София КОЧМАР, ЛНУ им. И. Франко: — В Украину в который раз едет Патриарх Кирилл, и понятно, что этот визит будет очень отличаться от визита Папы Ивана Павла ІІ в 2001 году. Как, по-вашему, какая перспектива межконфессионального понимания в стране, и должно ли в этот диалог вмешиваться государство, быть посредником? Например, как это делал Ющенко или как это делает Янукович, поддерживая одну Церковь?

К.Г.: — Пока в России все в порядке, надеяться на становление единой Украинской православной церкви очень трудно. Нужно учитывать то, что Украина намного более религиозная страна, количество приходов Московского патриархата в Украине почти такое же, как в России. То есть половина денег Московской патриархии идет с украинской территории. Кто же отдаст такие деньги, кто же пойдет на компромисс? Тем более, что московское православие является инструментом государственной политики. Конечно же, нельзя поддерживать какую-то одну конфессию, потому что поликонфессональность Украины — это довольно хорошо, это залог определенного плюрализма и свободы выбора в одной из сфер духовной жизни.

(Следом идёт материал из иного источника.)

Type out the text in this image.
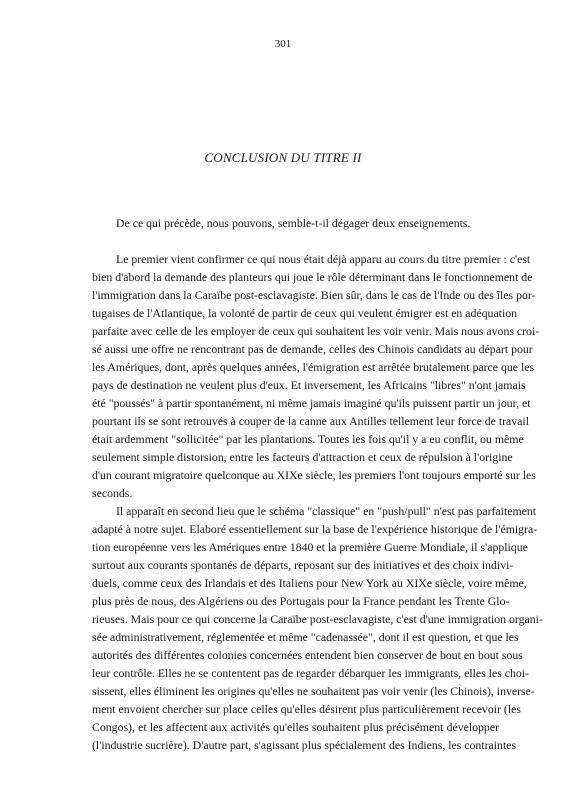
301
CONCLUSION DU TITRE II
De ce qui précède, nous pouvons, semble-t-il dégager deux enseignements.
Le premier vient confirmer ce qui nous était déjà apparu au cours du titre premier : c'est
bien d'abord la demande des planteurs qui joue le rôle déterminant dans le fonctionnement de
l'immigration dans la Caraïbe post-esclavagiste. Bien sûr, dans le cas de l'Inde ou des îles por-
tugaises de l'Atlantique, la volonté de partir de ceux qui veulent émigrer est en adéquation
parfaite avec celle de les employer de ceux qui souhaitent les voir venir. Mais nous avons croi-
sé aussi une offre ne rencontrant pas de demande, celles des Chinois candidats au départ pour
les Amériques, dont, après quelques années, l'émigration est arrêtée brutalement parce que les
pays de destination ne veulent plus d'eux. Et inversement, les Africains "libres" n'ont jamais
été "poussés" à partir spontanément, ni même jamais imaginé qu'ils puissent partir un jour, et
pourtant ils se sont retrouvés à couper de la canne aux Antilles tellement leur force de travail
était ardemment "sollicitée" par les plantations. Toutes les fois qu'il y a eu conflit, ou même
seulement simple distorsion, entre les facteurs d'attraction et ceux de répulsion à l'origine
d'un courant migratoire quelconque au XIXe siècle, les premiers l'ont toujours emporté sur les
seconds.
Il apparaît en second lieu que le schéma "classique" en "push/pull" n'est pas parfaitement
adapté à notre sujet. Elaboré essentiellement sur la base de l'expérience historique de l'émigra-
tion européenne vers les Amériques entre 1840 et la première Guerre Mondiale, il s'applique
surtout aux courants spontanés de départs, reposant sur des initiatives et des choix indivi-
duels, comme ceux des Irlandais et des Italiens pour New York au XIXe siècle, voire même,
plus près de nous, des Algériens ou des Portugais pour la France pendant les Trente Glo-
rieuses. Mais pour ce qui concerne la Caraïbe post-esclavagiste, c'est d'une immigration organi-
sée administrativement, réglementée et même "cadenassée", dont il est question, et que les
autorités des différentes colonies concernées entendent bien conserver de bout en bout sous
leur contrôle. Elles ne se contentent pas de regarder débarquer les immigrants, elles les choi-
sissent, elles éliminent les origines qu'elles ne souhaitent pas voir venir (les Chinois), inverse-
ment envoient chercher sur place celles qu'elles désirent plus particulièrement recevoir (les
Congos), et les affectent aux activités qu'elles souhaitent plus précisément développer
(l'industrie sucrière). D'autre part, s'agissant plus spécialement des Indiens, les contraintes
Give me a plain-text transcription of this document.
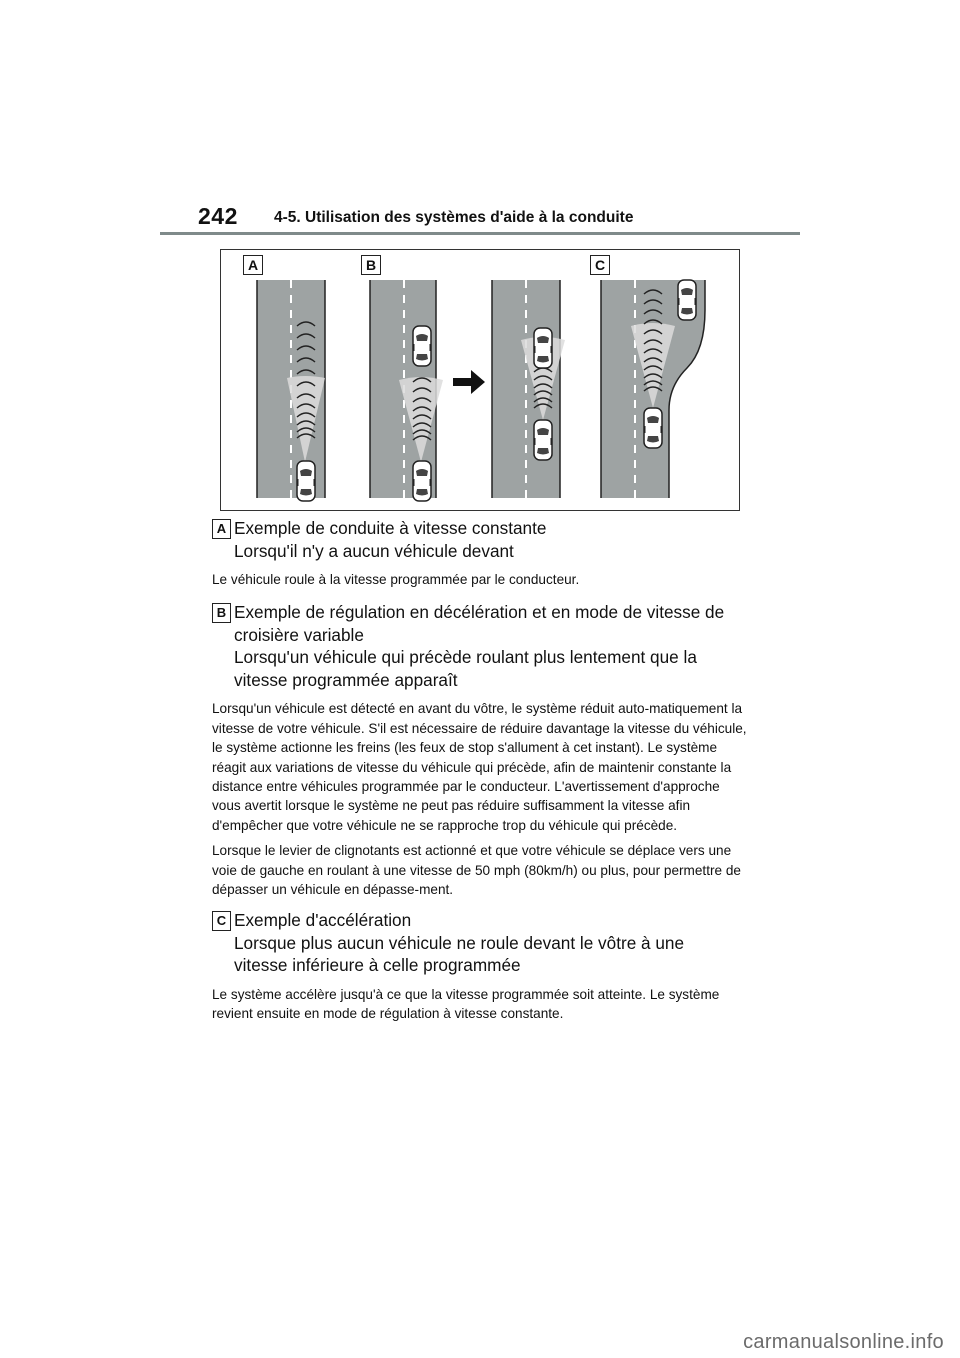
242 4-5. Utilisation des systèmes d'aide à la conduite
A	B	C
A Exemple de conduite à vitesse constante
Lorsqu'il n'y a aucun véhicule devant

Le véhicule roule à la vitesse programmée par le conducteur.

B Exemple de régulation en décélération et en mode de vitesse de
croisière variable
Lorsqu'un véhicule qui précède roulant plus lentement que la
vitesse programmée apparaît

Lorsqu'un véhicule est détecté en avant du vôtre, le système réduit auto-matiquement la vitesse de votre véhicule. S'il est nécessaire de réduire davantage la vitesse du véhicule, le système actionne les freins (les feux de stop s'allument à cet instant). Le système réagit aux variations de vitesse du véhicule qui précède, afin de maintenir constante la distance entre véhicules programmée par le conducteur. L'avertissement d'approche vous avertit lorsque le système ne peut pas réduire suffisamment la vitesse afin d'empêcher que votre véhicule ne se rapproche trop du véhicule qui précède.

Lorsque le levier de clignotants est actionné et que votre véhicule se déplace vers une voie de gauche en roulant à une vitesse de 50 mph (80km/h) ou plus, pour permettre de dépasser un véhicule en dépasse-ment.

C Exemple d'accélération
Lorsque plus aucun véhicule ne roule devant le vôtre à une
vitesse inférieure à celle programmée

Le système accélère jusqu'à ce que la vitesse programmée soit atteinte. Le système revient ensuite en mode de régulation à vitesse constante.

carmanualsonline.info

Украине свойственен региональный, мировоззренческий, религиозный плюрализм, и это другая сторона тех расхождений, которые вроде бы портят нам жизнь. Хорошо, что Украина очень разнообразная и пестрая, — или плохо? С одной стороны, плоховато, если Украина является инструментом политических технологий и манипуляций на этой почве; с другой, — это залог того, что мы можем думать по-разному, и нам от этого ничего плохого не будет. Это — нормально. Я говорю о том, что определенные дискуссии должны быть не на высшем уровне, а этажом ниже, а для этого должно быть осознание определенного необходимого или достаточного минимума общих интересов. Выигрывает и политическая сила, которая не будет опираться исключительно на восток или запад, а будет опираться на ту адекватную прослойку населения, которая может осознавать общие интересы и там и там. Потому что, пока у нас регионально ориентированы политические стратегии, ничего хорошего нам от этого не будет.

«НЕСКОЛЬКО КАЧЕСТВЕННЫХ ПРОДУКТОВ МОГЛИ БЫ ИЗМЕНИТЬ МЕНТАЛЬНОСТЬ НАЦИИ»

Христина ГИРСКАЯ, ЛНУ им. Ивана Франко: — В Украине известны прогрессивные деятели — такие, как Винниченко, Грушевский, Донцов, объединявшие вокруг себя студентов, создававшие какие-то кружки. Собираете ли вы как преподаватель вокруг себя студентов?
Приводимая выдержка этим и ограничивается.